The advantages of holding companies
Holding companies can be used to reduce tax as well as provide important non-tax related benefits. While each situation may be different, as your company’s annual revenues and income increase, a holding company is likely something you should consider.
The potential benefits, including tax deferral and savings, income splitting opportunities and asset protection, will usually far outweigh the costs of incorporating.
What is a holding company and where does it fit?
A holding company is a corporation that owns shares in another company. It’s typically positioned between the operating company and the individual shareholder, and it owns the operating company’s voting stock and assets, and controls its management and policies.
It doesn’t usually produce goods or services itself.
Defer and save tax
Holding companies can help your shareholders defer and save tax on earnings because dividends from Canadian corporations are allowed to flow tax-free between companies.
Earnings from an operating company can be distributed to individual shareholders as dividends. But if paid to individuals outside of a tax-savings vehicle such as an RRSP, personal income tax is owed on the dividends in the year they’re distributed.
If dividends are paid to a holding company instead, they can be held in the holding company tax-free. This accomplishes three things:
- it allows your shareholders to defer paying income tax until the earnings are withdrawn at a later date
- it lets your shareholders determine when they will withdraw the funds and potentially save tax (perhaps after retirement when in a lower tax bracket)
- it allows the full amount of the dividends to be available to the holding company for reinvestment in other assets
Qualify for capital gains tax exemption
When you sell shares in your company, if they are deemed to be Qualified Small Business Corporation shares and they meet certain tests, they may be eligible for an $800,000 lifetime capital gains tax exemption.
One of the tests is: A company must be a Canadian-controlled private corporation and at least 90% of its assets must be used in an active business in Canada.
Operating company profits that are not re-invested in the business can easily accumulate and become more than 10% of total assets.

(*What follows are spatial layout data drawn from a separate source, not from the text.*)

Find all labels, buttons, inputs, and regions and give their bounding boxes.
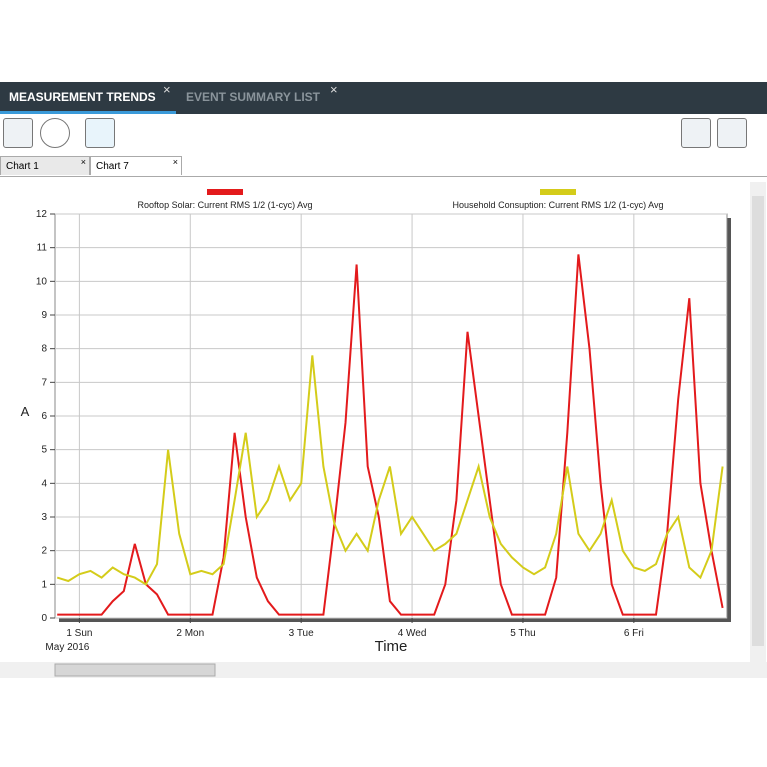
y-tick-label: 10 (36, 276, 48, 287)
tab-label: MEASUREMENT TRENDS (9, 90, 156, 104)
x-tick-label: 4 Wed (398, 628, 427, 639)
chart-tab-label: Chart 7 (96, 161, 129, 172)
y-tick-label: 12 (36, 209, 48, 220)
close-icon[interactable]: × (330, 82, 338, 97)
chart-tab[interactable]: Chart 1 × (0, 156, 90, 175)
x-tick-label: 5 Thu (510, 628, 535, 639)
legend-label: Rooftop Solar: Current RMS 1/2 (1-cyc) A… (138, 200, 313, 210)
tab-bar: MEASUREMENT TRENDS × EVENT SUMMARY LIST … (0, 82, 767, 114)
y-tick-label: 4 (41, 478, 47, 489)
y-tick-label: 1 (41, 579, 47, 590)
chart-tabs: Chart 1 × Chart 7 × (0, 154, 767, 177)
x-tick-label: 3 Tue (289, 628, 314, 639)
toolbar (0, 114, 767, 154)
legend-swatch (540, 189, 576, 195)
export-button[interactable] (85, 118, 115, 148)
y-tick-label: 2 (41, 546, 47, 557)
x-sublabel: May 2016 (45, 642, 89, 653)
tab-label: EVENT SUMMARY LIST (186, 90, 321, 104)
series-line (57, 254, 724, 616)
x-tick-label: 1 Sun (66, 628, 92, 639)
y-tick-label: 7 (41, 377, 47, 388)
active-tab[interactable]: MEASUREMENT TRENDS × (0, 82, 176, 114)
y-tick-label: 3 (41, 512, 47, 523)
legend-swatch (207, 189, 243, 195)
y-tick-label: 6 (41, 411, 47, 422)
refresh-button[interactable] (40, 118, 70, 148)
close-icon[interactable]: × (163, 82, 171, 97)
tab[interactable]: EVENT SUMMARY LIST × (176, 82, 346, 114)
x-axis-label: Time (375, 638, 408, 655)
list-button[interactable] (717, 118, 747, 148)
x-tick-label: 2 Mon (176, 628, 204, 639)
report-button[interactable] (681, 118, 711, 148)
y-tick-label: 9 (41, 310, 47, 321)
y-axis-label: A (21, 404, 30, 419)
y-tick-label: 11 (37, 243, 48, 254)
y-tick-label: 8 (41, 344, 47, 355)
series-line (56, 355, 724, 586)
y-tick-label: 5 (41, 445, 47, 456)
y-tick-label: 0 (41, 613, 47, 624)
chart-tab-active[interactable]: Chart 7 × (90, 156, 182, 175)
x-tick-label: 6 Fri (624, 628, 644, 639)
trend-button[interactable] (3, 118, 33, 148)
h-scroll-thumb[interactable] (54, 663, 216, 677)
v-scroll-thumb[interactable] (752, 196, 764, 646)
legend-label: Household Consuption: Current RMS 1/2 (1… (453, 200, 664, 210)
chart-tab-label: Chart 1 (6, 161, 39, 172)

Separating excess operating company income (and other assets) to a holding company can therefore help the operating entity meet the above test.

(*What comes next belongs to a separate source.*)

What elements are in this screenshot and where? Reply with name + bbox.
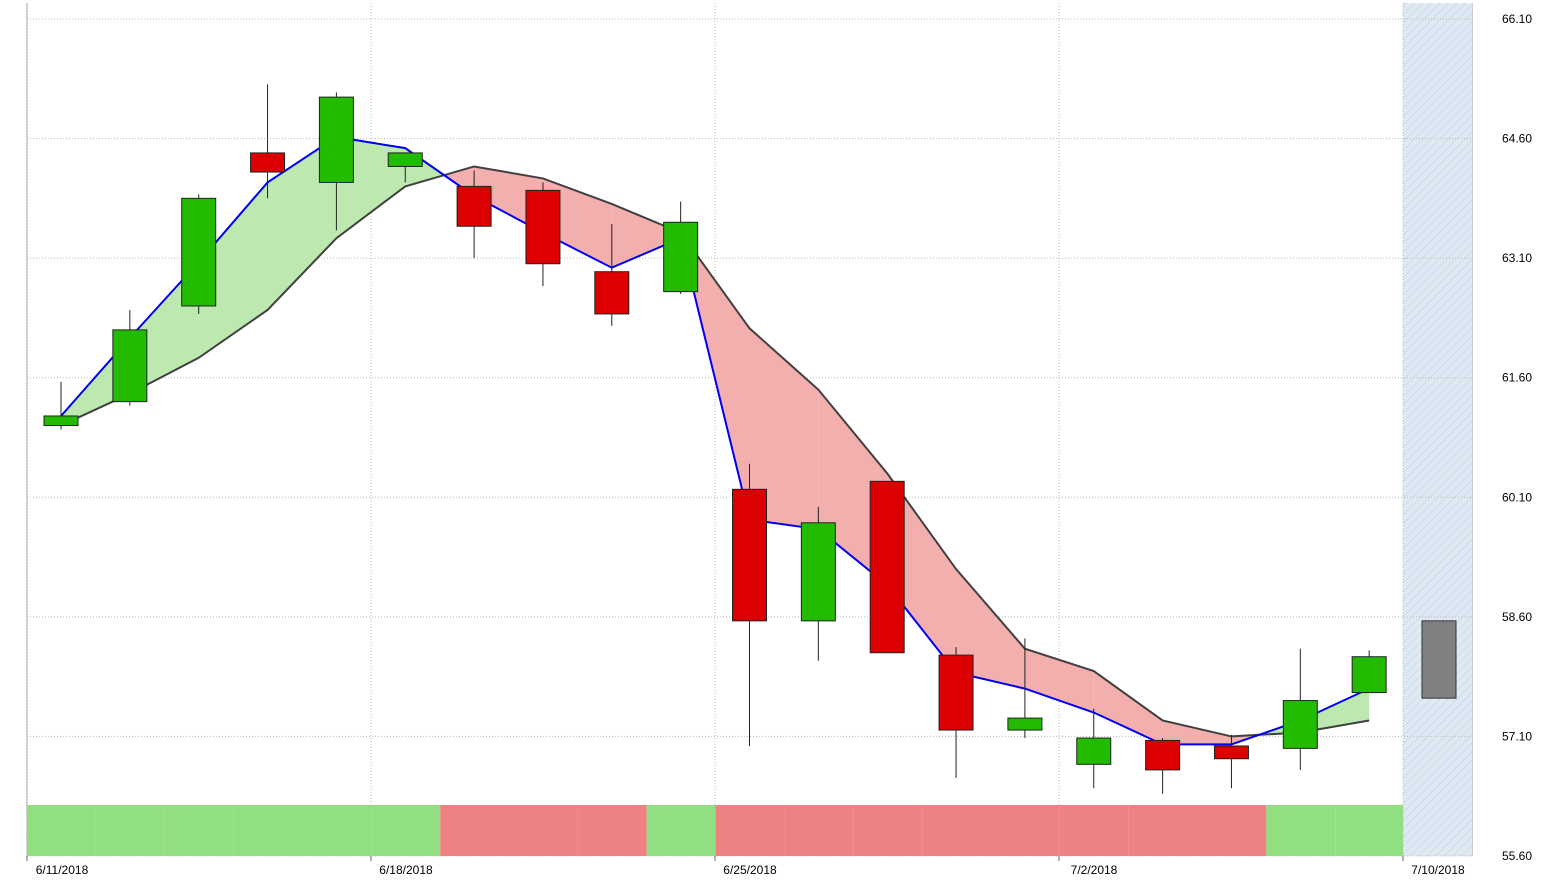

It’s important to note that other tests also apply, and seeking professional advice when determining if shares qualify for the exemption is essential.
Split your income to minimize tax
Tax can also be saved by splitting income, and a holding company can enable this – something especially beneficial for a family-owned business. By paying dividends to the holding company, the shareholders can ultimately determine who receives the income.
Family members can subscribe for shares in the holding company, and tax can be minimized by splitting the income amongst individuals in different tax brackets.
Protect your assets from creditors
A final advantage a holding company provides is asset protection. If an operating company goes bankrupt or faces liability issues, creditors and litigators can go after its assets. For a small to medium size business, one claim can put a lifetime of accumulated profits at risk.
If excess earnings, investments and other assets have been separated to a holding company they are beyond the reach of creditors and liability claims originating from the operating entity.
Because of their high value, especially in a market like the Lower Mainland, separating real estate assets to a holding company can provide an additional benefit. While it protects the equity you’ve invested in real estate from creditors and the courts, it also provides some advantages when it comes time to sell your business.
Separating real estate assets reduces the value of the operating company, which can ultimately make your shares more affordable for buyers. As a business owner, you want to sell your shares rather than your business assets, so you can take advantage of tax savings such as the capital gains tax exemption on Qualified Small Business Corporation shares mentioned earlier.
Get help from a business advisor
When it comes to saving tax and protecting your assets, a business advisor can help determine if a holding company is right for your business. As a business owner, you want to take advantage of every option available, and a holding company can help you accomplish this.